The lower tusks of Aphelops are informative about the sex and age of individuals, as in Teleoceras: males have much thicker tusks, while older individuals have more strongly erupted tusks showing more extensive wear patterns. The stages in the eruption of the molar-like cheek teeth were identical to living rhinos. These factors were used by Matthew Mihlbacher in 2003 to analyze a bone bed of Aphelops known as the Love Island bonebed; adults (between 35% and 68% of maximum lifespan) are most common, there appears to be no male bias, and young males are rare. This is unlike Teleoceras, where young males are disproportionately preserved in bone beds. Such a difference may imply different social behaviour: young male Aphelops perhaps died less frequently from fighting, and used different kinds of ritualistic displays.

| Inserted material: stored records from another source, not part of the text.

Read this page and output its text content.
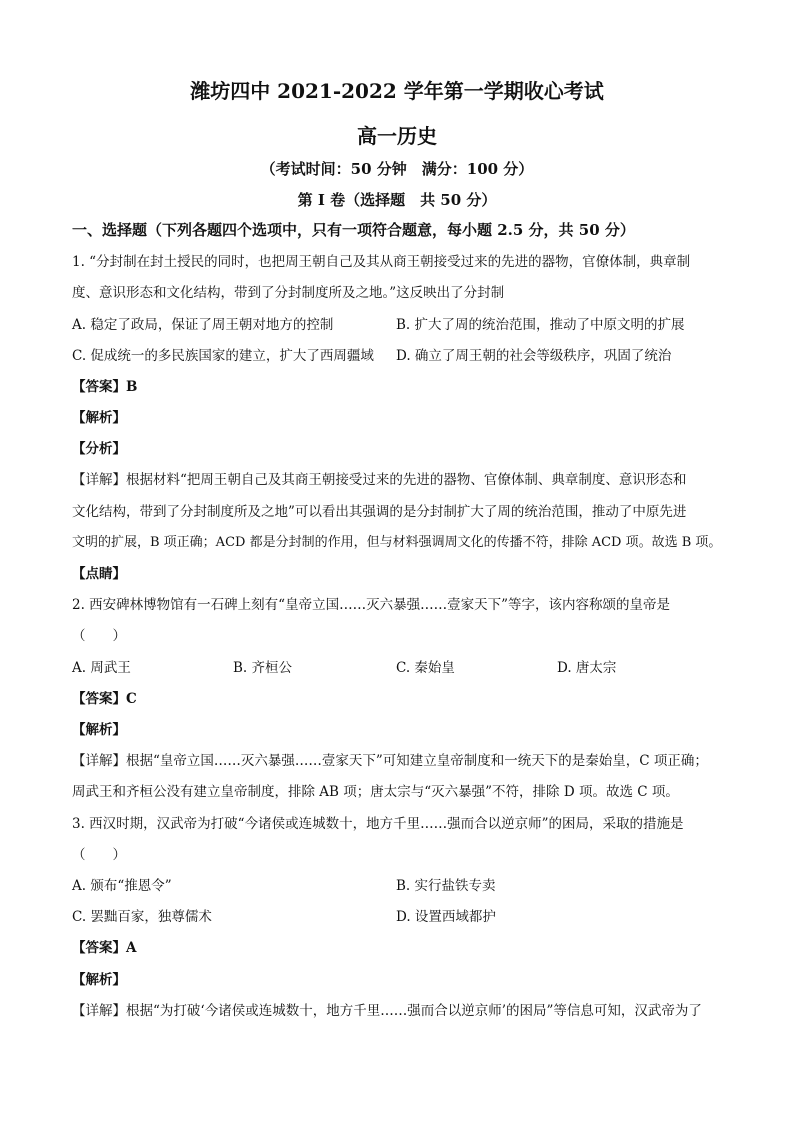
潍坊四中 2021-2022 学年第一学期收心考试
高一历史
（考试时间：50 分钟　满分：100 分）
第 I 卷（选择题　共 50 分）
一、选择题（下列各题四个选项中，只有一项符合题意，每小题 2.5 分，共 50 分）
1. “分封制在封土授民的同时，也把周王朝自己及其从商王朝接受过来的先进的器物，官僚体制，典章制
度、意识形态和文化结构，带到了分封制度所及之地。”这反映出了分封制
A. 稳定了政局，保证了周王朝对地方的控制	B. 扩大了周的统治范围，推动了中原文明的扩展
C. 促成统一的多民族国家的建立，扩大了西周疆域 D. 确立了周王朝的社会等级秩序，巩固了统治
【答案】B
【解析】
【分析】
【详解】根据材料“把周王朝自己及其商王朝接受过来的先进的器物、官僚体制、典章制度、意识形态和
文化结构，带到了分封制度所及之地”可以看出其强调的是分封制扩大了周的统治范围，推动了中原先进
文明的扩展，B 项正确；ACD 都是分封制的作用，但与材料强调周文化的传播不符，排除 ACD 项。故选 B 项。
【点睛】
2. 西安碑林博物馆有一石碑上刻有“皇帝立国……灭六暴强……壹家天下”等字，该内容称颂的皇帝是
（　　）
A. 周武王	B. 齐桓公	C. 秦始皇	D. 唐太宗
【答案】C
【解析】
【详解】根据“皇帝立国……灭六暴强……壹家天下”可知建立皇帝制度和一统天下的是秦始皇，C 项正确；
周武王和齐桓公没有建立皇帝制度，排除 AB 项；唐太宗与“灭六暴强”不符，排除 D 项。故选 C 项。
3. 西汉时期，汉武帝为打破“今诸侯或连城数十，地方千里……强而合以逆京师”的困局，采取的措施是
（　　）
A. 颁布“推恩令”	B. 实行盐铁专卖
C. 罢黜百家，独尊儒术	D. 设置西域都护
【答案】A
【解析】
【详解】根据“为打破‘今诸侯或连城数十，地方千里……强而合以逆京师’的困局”等信息可知，汉武帝为了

Aphelops were probably not completely monogamous, with the degree of sexual dimorphism being suggestive of polygyny.

==Palaeoecology==
Aphelops is thought to have been a browser on C_{3} plants, like the modern black rhinoceros, with its longer limbs adapted to traversing open, brushy country. Isotopic evidence suggests that, in the Late Miocene, Teleoceras had limited intake on newly-emergent C_{4} grasses, but Aphelops continued to browse. Dental microwear evidence at some sites does however show that Aphelops at times consumed more abrasive foods such as grasses. This is believed to reflect short-term, seasonal shifts towards mixed feeding or perhaps major ecological disturbances causing the animals' diets to change drastically in the weeks before they died. The difference in feeding ecologies between Teleoceras and Aphelops explains how they could coexist sympatrically across many environments for 13 million years. Both went extinct at the end of the Hemphillian North American land mammal age, most likely due to rapid climate cooling, increased seasonality and expansion of C_{4} grasses.